Entre les deux, la modalité TCS, avec une densité de semis de
2 060 graines/ha dans un couvert broyé, est celle qui présente la richesse la plus élevée (26,5 %), mais la hauteur (95 cm), le poids de paille (9 953 kilos/ha) et le poids de lin teillé (2 639 kilos/ha) sont aussi inférieurs à la meilleure des modalités testées. En termes économiques, la modalité «semis direct» réalisé avec un semoir à disque de type Séméato est également celle qui présente le meilleur résultat.
Des semis plus tardifs
Après plusieurs années d’expérience (six ans), Marc Bouquet ne semble pas prêt à revenir en arrière. Les niveaux de rendement et de résultats économiques obtenus en semis direct s’affichent en effet «équivalents, voire supérieurs aux lins semés en techniques culturales simplifiées ou après un labour». Un point de vigilance reste néanmoins à observer : s’ils sont utiles et recherchés en agriculture de conservation, les vers de terre ont tendance à dégrader rapidement le lin arraché, qui reste trop longtemps sur un sol vivant.

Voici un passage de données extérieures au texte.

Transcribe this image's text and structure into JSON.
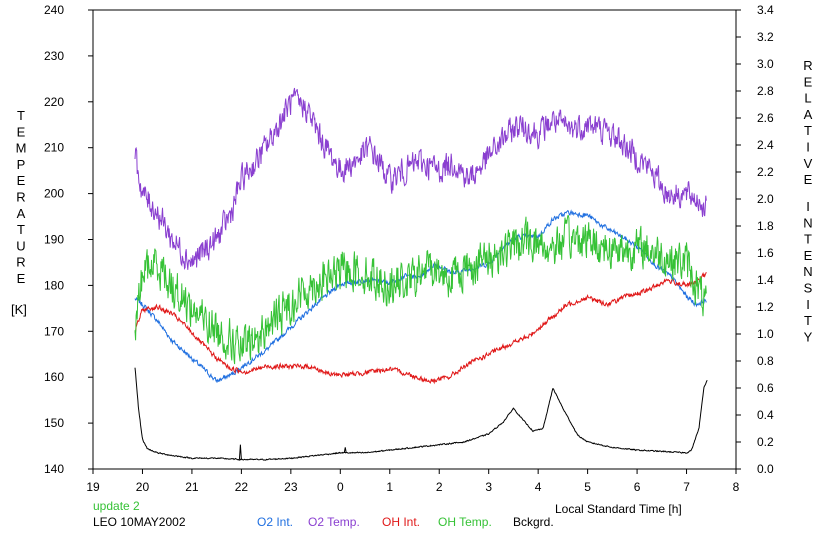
{
  "chart_data": {
    "type": "line",
    "x_axis": {
      "label": "Local Standard Time [h]",
      "ticks": [
        "19",
        "20",
        "21",
        "22",
        "23",
        "0",
        "1",
        "2",
        "3",
        "4",
        "5",
        "6",
        "7",
        "8"
      ]
    },
    "y_left": {
      "label_letters": [
        "T",
        "E",
        "M",
        "P",
        "E",
        "R",
        "A",
        "T",
        "U",
        "R",
        "E"
      ],
      "unit": "[K]",
      "range": [
        140,
        240
      ],
      "ticks": [
        "140",
        "150",
        "160",
        "170",
        "180",
        "190",
        "200",
        "210",
        "220",
        "230",
        "240"
      ]
    },
    "y_right": {
      "label_word1": [
        "R",
        "E",
        "L",
        "A",
        "T",
        "I",
        "V",
        "E"
      ],
      "label_word2": [
        "I",
        "N",
        "T",
        "E",
        "N",
        "S",
        "I",
        "T",
        "Y"
      ],
      "range": [
        0.0,
        3.4
      ],
      "ticks": [
        "0.0",
        "0.2",
        "0.4",
        "0.6",
        "0.8",
        "1.0",
        "1.2",
        "1.4",
        "1.6",
        "1.8",
        "2.0",
        "2.2",
        "2.4",
        "2.6",
        "2.8",
        "3.0",
        "3.2",
        "3.4"
      ]
    },
    "x_range_hours": [
      19,
      32
    ],
    "update_text": "update 2",
    "station_text": "LEO 10MAY2002",
    "series": [
      {
        "name": "O2 Int.",
        "color": "#1f6fe0",
        "axis": "right",
        "noise": 0.025,
        "x": [
          19.85,
          20.0,
          20.3,
          20.6,
          21.0,
          21.3,
          21.5,
          21.8,
          22.1,
          22.5,
          23.0,
          23.5,
          24.0,
          24.5,
          25.0,
          25.3,
          25.6,
          25.9,
          26.3,
          26.6,
          27.0,
          27.3,
          27.6,
          28.0,
          28.3,
          28.6,
          29.0,
          29.3,
          29.7,
          30.1,
          30.4,
          30.7,
          31.0,
          31.2,
          31.4
        ],
        "y": [
          1.26,
          1.22,
          1.1,
          0.95,
          0.82,
          0.72,
          0.65,
          0.7,
          0.78,
          0.88,
          1.05,
          1.22,
          1.37,
          1.4,
          1.38,
          1.43,
          1.42,
          1.52,
          1.45,
          1.48,
          1.52,
          1.65,
          1.72,
          1.72,
          1.85,
          1.9,
          1.88,
          1.8,
          1.72,
          1.62,
          1.5,
          1.42,
          1.28,
          1.22,
          1.25
        ]
      },
      {
        "name": "O2 Temp.",
        "color": "#8a3fd0",
        "axis": "left",
        "noise": 4,
        "x": [
          19.85,
          20.0,
          20.3,
          20.6,
          21.0,
          21.3,
          21.5,
          21.8,
          22.0,
          22.3,
          22.6,
          23.0,
          23.3,
          23.6,
          24.0,
          24.3,
          24.6,
          25.0,
          25.3,
          25.6,
          26.0,
          26.3,
          26.6,
          27.0,
          27.3,
          27.6,
          28.0,
          28.3,
          28.6,
          29.0,
          29.3,
          29.6,
          30.0,
          30.3,
          30.6,
          30.9,
          31.2,
          31.4
        ],
        "y": [
          208,
          200,
          196,
          190,
          185,
          188,
          190,
          196,
          203,
          207,
          212,
          220,
          219,
          212,
          205,
          207,
          210,
          203,
          205,
          207,
          205,
          207,
          203,
          208,
          212,
          215,
          213,
          216,
          214,
          215,
          214,
          212,
          208,
          205,
          200,
          200,
          199,
          197
        ]
      },
      {
        "name": "OH Int.",
        "color": "#e01818",
        "axis": "right",
        "noise": 0.025,
        "x": [
          19.85,
          20.0,
          20.3,
          20.6,
          20.9,
          21.2,
          21.5,
          21.8,
          22.1,
          22.5,
          23.0,
          23.4,
          23.8,
          24.2,
          24.6,
          25.0,
          25.4,
          25.8,
          26.2,
          26.6,
          27.0,
          27.4,
          27.8,
          28.2,
          28.6,
          29.0,
          29.4,
          29.8,
          30.2,
          30.6,
          31.0,
          31.2,
          31.4
        ],
        "y": [
          1.02,
          1.18,
          1.2,
          1.15,
          1.05,
          0.93,
          0.82,
          0.74,
          0.72,
          0.76,
          0.76,
          0.76,
          0.7,
          0.7,
          0.72,
          0.74,
          0.7,
          0.65,
          0.68,
          0.78,
          0.85,
          0.92,
          0.98,
          1.1,
          1.22,
          1.27,
          1.22,
          1.28,
          1.32,
          1.4,
          1.36,
          1.38,
          1.45
        ]
      },
      {
        "name": "OH Temp.",
        "color": "#36c236",
        "axis": "left",
        "noise": 6,
        "x": [
          19.85,
          20.0,
          20.3,
          20.6,
          21.0,
          21.3,
          21.5,
          21.8,
          22.0,
          22.3,
          22.6,
          23.0,
          23.4,
          23.8,
          24.2,
          24.6,
          25.0,
          25.4,
          25.8,
          26.2,
          26.6,
          27.0,
          27.4,
          27.8,
          28.2,
          28.6,
          29.0,
          29.4,
          29.8,
          30.2,
          30.6,
          31.0,
          31.2,
          31.4
        ],
        "y": [
          170,
          183,
          185,
          180,
          175,
          172,
          170,
          168,
          166,
          168,
          172,
          176,
          180,
          182,
          184,
          182,
          180,
          181,
          184,
          182,
          184,
          186,
          188,
          190,
          188,
          190,
          190,
          188,
          188,
          188,
          186,
          185,
          180,
          175
        ]
      },
      {
        "name": "Bckgrd.",
        "color": "#000000",
        "axis": "right",
        "noise": 0.006,
        "x": [
          19.85,
          19.92,
          20.0,
          20.1,
          20.3,
          20.6,
          21.0,
          21.5,
          22.0,
          22.5,
          23.0,
          23.5,
          24.0,
          24.5,
          25.0,
          25.5,
          26.0,
          26.5,
          27.0,
          27.3,
          27.5,
          27.7,
          27.9,
          28.1,
          28.3,
          28.5,
          28.8,
          29.0,
          29.5,
          30.0,
          30.5,
          31.0,
          31.1,
          31.25,
          31.35,
          31.42
        ],
        "y": [
          0.75,
          0.45,
          0.22,
          0.15,
          0.12,
          0.1,
          0.08,
          0.08,
          0.07,
          0.07,
          0.08,
          0.1,
          0.12,
          0.12,
          0.14,
          0.16,
          0.18,
          0.2,
          0.26,
          0.35,
          0.45,
          0.36,
          0.28,
          0.3,
          0.6,
          0.45,
          0.25,
          0.2,
          0.16,
          0.14,
          0.13,
          0.12,
          0.14,
          0.3,
          0.6,
          0.66
        ]
      }
    ],
    "spikes": [
      {
        "series": 4,
        "x": 21.98,
        "y": 0.18
      },
      {
        "series": 4,
        "x": 24.1,
        "y": 0.16
      },
      {
        "series": 4,
        "x": 25.7,
        "y": 0.17
      }
    ]
  }
}
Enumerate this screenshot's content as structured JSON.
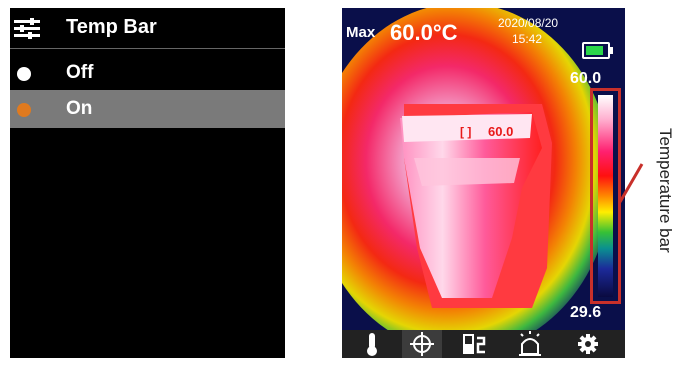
{
  "menu": {
    "title": "Temp Bar",
    "options": [
      {
        "label": "Off",
        "selected": false
      },
      {
        "label": "On",
        "selected": true
      }
    ]
  },
  "thermal_view": {
    "max_label": "Max",
    "max_value": "60.0°C",
    "date": "2020/08/20",
    "time": "15:42",
    "battery_level": 0.8,
    "bar_max": "60.0",
    "bar_min": "29.6",
    "spot_marker": "[ ]",
    "spot_value": "60.0",
    "colors": {
      "accent": "#c8302a",
      "battery": "#2bd64a",
      "selected_dot": "#e07a1f"
    },
    "toolbar": [
      "thermometer-icon",
      "crosshair-icon",
      "palette-icon",
      "alarm-icon",
      "gear-icon"
    ]
  },
  "annotation": {
    "label": "Temperature bar"
  }
}
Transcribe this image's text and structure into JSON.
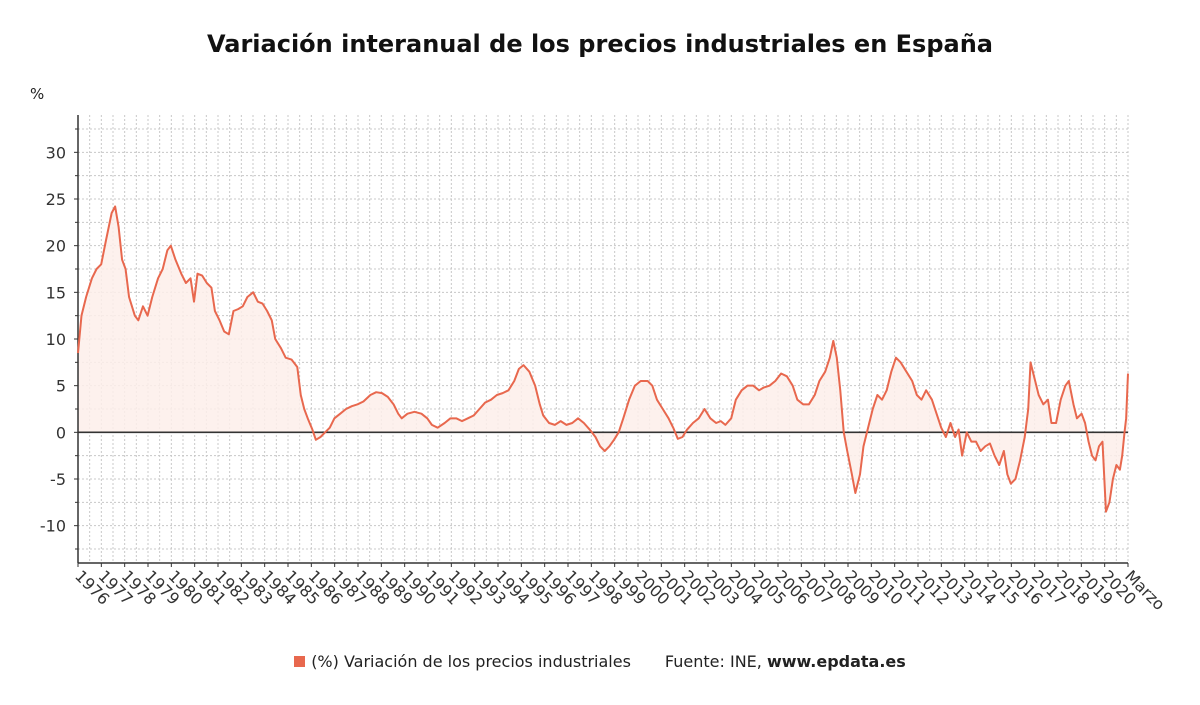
{
  "title": "Variación interanual de los precios industriales en España",
  "legend": {
    "series_label": "(%) Variación de los precios industriales",
    "source_prefix": "Fuente: INE,",
    "source_host": "www.epdata.es"
  },
  "colors": {
    "line": "#e8684e",
    "fill": "#fdeeea",
    "grid": "#c8c8c8",
    "zero_line": "#333333",
    "axis": "#333333"
  },
  "chart_data": {
    "type": "area",
    "title": "Variación interanual de los precios industriales en España",
    "ylabel": "%",
    "xlabel": "",
    "ylim": [
      -14,
      34
    ],
    "xlim": [
      1976.0,
      2021.25
    ],
    "y_ticks": [
      30,
      25,
      20,
      15,
      10,
      5,
      0,
      -5,
      -10
    ],
    "x_ticks": [
      "1976",
      "1977",
      "1978",
      "1979",
      "1980",
      "1981",
      "1982",
      "1983",
      "1984",
      "1985",
      "1986",
      "1987",
      "1988",
      "1989",
      "1990",
      "1991",
      "1992",
      "1993",
      "1994",
      "1995",
      "1996",
      "1997",
      "1998",
      "1999",
      "2000",
      "2001",
      "2002",
      "2003",
      "2004",
      "2005",
      "2006",
      "2007",
      "2008",
      "2009",
      "2010",
      "2011",
      "2012",
      "2013",
      "2014",
      "2015",
      "2016",
      "2017",
      "2018",
      "2019",
      "2020",
      "Marzo"
    ],
    "grid": "dotted, both axes",
    "legend_position": "bottom",
    "series": [
      {
        "name": "(%) Variación de los precios industriales",
        "points": [
          [
            1976.0,
            8.5
          ],
          [
            1976.15,
            12.5
          ],
          [
            1976.35,
            14.5
          ],
          [
            1976.6,
            16.5
          ],
          [
            1976.8,
            17.5
          ],
          [
            1977.0,
            18.0
          ],
          [
            1977.2,
            20.5
          ],
          [
            1977.45,
            23.5
          ],
          [
            1977.6,
            24.2
          ],
          [
            1977.75,
            22.0
          ],
          [
            1977.9,
            18.5
          ],
          [
            1978.05,
            17.5
          ],
          [
            1978.2,
            14.5
          ],
          [
            1978.45,
            12.5
          ],
          [
            1978.6,
            12.0
          ],
          [
            1978.8,
            13.5
          ],
          [
            1979.0,
            12.5
          ],
          [
            1979.2,
            14.5
          ],
          [
            1979.45,
            16.5
          ],
          [
            1979.65,
            17.5
          ],
          [
            1979.85,
            19.5
          ],
          [
            1980.0,
            20.0
          ],
          [
            1980.2,
            18.5
          ],
          [
            1980.45,
            17.0
          ],
          [
            1980.65,
            16.0
          ],
          [
            1980.85,
            16.5
          ],
          [
            1981.0,
            14.0
          ],
          [
            1981.15,
            17.0
          ],
          [
            1981.35,
            16.8
          ],
          [
            1981.55,
            16.0
          ],
          [
            1981.75,
            15.5
          ],
          [
            1981.9,
            13.0
          ],
          [
            1982.1,
            12.0
          ],
          [
            1982.3,
            10.8
          ],
          [
            1982.5,
            10.5
          ],
          [
            1982.7,
            13.0
          ],
          [
            1982.9,
            13.2
          ],
          [
            1983.1,
            13.5
          ],
          [
            1983.3,
            14.5
          ],
          [
            1983.55,
            15.0
          ],
          [
            1983.75,
            14.0
          ],
          [
            1983.95,
            13.8
          ],
          [
            1984.15,
            13.0
          ],
          [
            1984.35,
            12.0
          ],
          [
            1984.5,
            10.0
          ],
          [
            1984.75,
            9.0
          ],
          [
            1984.95,
            8.0
          ],
          [
            1985.2,
            7.8
          ],
          [
            1985.45,
            7.0
          ],
          [
            1985.6,
            4.0
          ],
          [
            1985.75,
            2.5
          ],
          [
            1985.9,
            1.5
          ],
          [
            1986.1,
            0.3
          ],
          [
            1986.25,
            -0.8
          ],
          [
            1986.45,
            -0.5
          ],
          [
            1986.65,
            0.0
          ],
          [
            1986.85,
            0.5
          ],
          [
            1987.05,
            1.5
          ],
          [
            1987.3,
            2.0
          ],
          [
            1987.55,
            2.5
          ],
          [
            1987.8,
            2.8
          ],
          [
            1988.05,
            3.0
          ],
          [
            1988.3,
            3.3
          ],
          [
            1988.6,
            4.0
          ],
          [
            1988.85,
            4.3
          ],
          [
            1989.1,
            4.2
          ],
          [
            1989.35,
            3.8
          ],
          [
            1989.6,
            3.0
          ],
          [
            1989.8,
            2.0
          ],
          [
            1989.95,
            1.5
          ],
          [
            1990.2,
            2.0
          ],
          [
            1990.5,
            2.2
          ],
          [
            1990.8,
            2.0
          ],
          [
            1991.05,
            1.5
          ],
          [
            1991.25,
            0.8
          ],
          [
            1991.5,
            0.5
          ],
          [
            1991.8,
            1.0
          ],
          [
            1992.05,
            1.5
          ],
          [
            1992.3,
            1.5
          ],
          [
            1992.55,
            1.2
          ],
          [
            1992.8,
            1.5
          ],
          [
            1993.05,
            1.8
          ],
          [
            1993.3,
            2.5
          ],
          [
            1993.55,
            3.2
          ],
          [
            1993.8,
            3.5
          ],
          [
            1994.05,
            4.0
          ],
          [
            1994.3,
            4.2
          ],
          [
            1994.55,
            4.5
          ],
          [
            1994.8,
            5.5
          ],
          [
            1995.0,
            6.8
          ],
          [
            1995.2,
            7.2
          ],
          [
            1995.45,
            6.5
          ],
          [
            1995.7,
            5.0
          ],
          [
            1995.9,
            3.0
          ],
          [
            1996.05,
            1.8
          ],
          [
            1996.3,
            1.0
          ],
          [
            1996.55,
            0.8
          ],
          [
            1996.8,
            1.2
          ],
          [
            1997.05,
            0.8
          ],
          [
            1997.3,
            1.0
          ],
          [
            1997.55,
            1.5
          ],
          [
            1997.8,
            1.0
          ],
          [
            1998.05,
            0.3
          ],
          [
            1998.3,
            -0.5
          ],
          [
            1998.5,
            -1.5
          ],
          [
            1998.7,
            -2.0
          ],
          [
            1998.9,
            -1.5
          ],
          [
            1999.1,
            -0.8
          ],
          [
            1999.3,
            0.0
          ],
          [
            1999.5,
            1.5
          ],
          [
            1999.75,
            3.5
          ],
          [
            2000.0,
            5.0
          ],
          [
            2000.25,
            5.5
          ],
          [
            2000.55,
            5.5
          ],
          [
            2000.75,
            5.0
          ],
          [
            2000.95,
            3.5
          ],
          [
            2001.2,
            2.5
          ],
          [
            2001.45,
            1.5
          ],
          [
            2001.65,
            0.5
          ],
          [
            2001.85,
            -0.7
          ],
          [
            2002.05,
            -0.5
          ],
          [
            2002.25,
            0.3
          ],
          [
            2002.5,
            1.0
          ],
          [
            2002.75,
            1.5
          ],
          [
            2003.0,
            2.5
          ],
          [
            2003.25,
            1.5
          ],
          [
            2003.5,
            1.0
          ],
          [
            2003.7,
            1.2
          ],
          [
            2003.9,
            0.8
          ],
          [
            2004.15,
            1.5
          ],
          [
            2004.35,
            3.5
          ],
          [
            2004.6,
            4.5
          ],
          [
            2004.85,
            5.0
          ],
          [
            2005.1,
            5.0
          ],
          [
            2005.35,
            4.5
          ],
          [
            2005.55,
            4.8
          ],
          [
            2005.8,
            5.0
          ],
          [
            2006.05,
            5.5
          ],
          [
            2006.3,
            6.3
          ],
          [
            2006.55,
            6.0
          ],
          [
            2006.8,
            5.0
          ],
          [
            2007.0,
            3.5
          ],
          [
            2007.25,
            3.0
          ],
          [
            2007.5,
            3.0
          ],
          [
            2007.75,
            4.0
          ],
          [
            2007.95,
            5.5
          ],
          [
            2008.2,
            6.5
          ],
          [
            2008.4,
            8.0
          ],
          [
            2008.55,
            9.8
          ],
          [
            2008.7,
            8.0
          ],
          [
            2008.85,
            4.5
          ],
          [
            2009.0,
            0.0
          ],
          [
            2009.15,
            -2.0
          ],
          [
            2009.35,
            -4.5
          ],
          [
            2009.5,
            -6.5
          ],
          [
            2009.7,
            -4.5
          ],
          [
            2009.85,
            -1.5
          ],
          [
            2010.05,
            0.5
          ],
          [
            2010.25,
            2.5
          ],
          [
            2010.45,
            4.0
          ],
          [
            2010.65,
            3.5
          ],
          [
            2010.85,
            4.5
          ],
          [
            2011.05,
            6.5
          ],
          [
            2011.25,
            8.0
          ],
          [
            2011.45,
            7.5
          ],
          [
            2011.7,
            6.5
          ],
          [
            2011.95,
            5.5
          ],
          [
            2012.15,
            4.0
          ],
          [
            2012.35,
            3.5
          ],
          [
            2012.55,
            4.5
          ],
          [
            2012.8,
            3.5
          ],
          [
            2013.0,
            2.0
          ],
          [
            2013.2,
            0.5
          ],
          [
            2013.4,
            -0.5
          ],
          [
            2013.6,
            1.0
          ],
          [
            2013.8,
            -0.5
          ],
          [
            2013.95,
            0.3
          ],
          [
            2014.1,
            -2.5
          ],
          [
            2014.3,
            0.0
          ],
          [
            2014.5,
            -1.0
          ],
          [
            2014.7,
            -1.0
          ],
          [
            2014.9,
            -2.0
          ],
          [
            2015.1,
            -1.5
          ],
          [
            2015.3,
            -1.2
          ],
          [
            2015.5,
            -2.5
          ],
          [
            2015.7,
            -3.5
          ],
          [
            2015.9,
            -2.0
          ],
          [
            2016.05,
            -4.5
          ],
          [
            2016.2,
            -5.5
          ],
          [
            2016.4,
            -5.0
          ],
          [
            2016.6,
            -3.0
          ],
          [
            2016.8,
            -0.5
          ],
          [
            2016.95,
            2.5
          ],
          [
            2017.05,
            7.5
          ],
          [
            2017.2,
            6.0
          ],
          [
            2017.4,
            4.0
          ],
          [
            2017.6,
            3.0
          ],
          [
            2017.8,
            3.5
          ],
          [
            2017.95,
            1.0
          ],
          [
            2018.15,
            1.0
          ],
          [
            2018.35,
            3.5
          ],
          [
            2018.55,
            5.0
          ],
          [
            2018.7,
            5.5
          ],
          [
            2018.9,
            3.0
          ],
          [
            2019.05,
            1.5
          ],
          [
            2019.25,
            2.0
          ],
          [
            2019.4,
            1.0
          ],
          [
            2019.55,
            -1.0
          ],
          [
            2019.7,
            -2.5
          ],
          [
            2019.85,
            -3.0
          ],
          [
            2020.0,
            -1.5
          ],
          [
            2020.15,
            -1.0
          ],
          [
            2020.3,
            -8.5
          ],
          [
            2020.45,
            -7.5
          ],
          [
            2020.6,
            -5.0
          ],
          [
            2020.75,
            -3.5
          ],
          [
            2020.9,
            -4.0
          ],
          [
            2021.0,
            -2.5
          ],
          [
            2021.1,
            0.0
          ],
          [
            2021.17,
            1.5
          ],
          [
            2021.25,
            6.3
          ]
        ]
      }
    ]
  }
}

Le principal frein à l’utilisation du semis direct est le taux d’humidité du sol. «Il faut patienter un peu plus qu’avec les autres techniques. Il y a souvent trop d’humidité dans le sol, et c’est le principal souci de cette culture. On a tendance à vouloir sortir le semoir en même temps que les collègues, alors qu’il faut souvent patienter encore quelques jours. Au final, on commence nos semis quand les autres ont terminé», explique l’agriculteur normand.
D’autres travaux sont en cours sur son exploitation autour de la culture du lin en agriculture de conservation. Il s’agit, par exemple, d’évaluer la substitution de fongicides et insecticides chimiques par l’utilisation d’extraits fermentés de plantes, d’avoir recours à une fertilisation localisée, de tester différents modes de destruction de couverts avant lin ou encore de semer le lin sous un couvert de trèfle.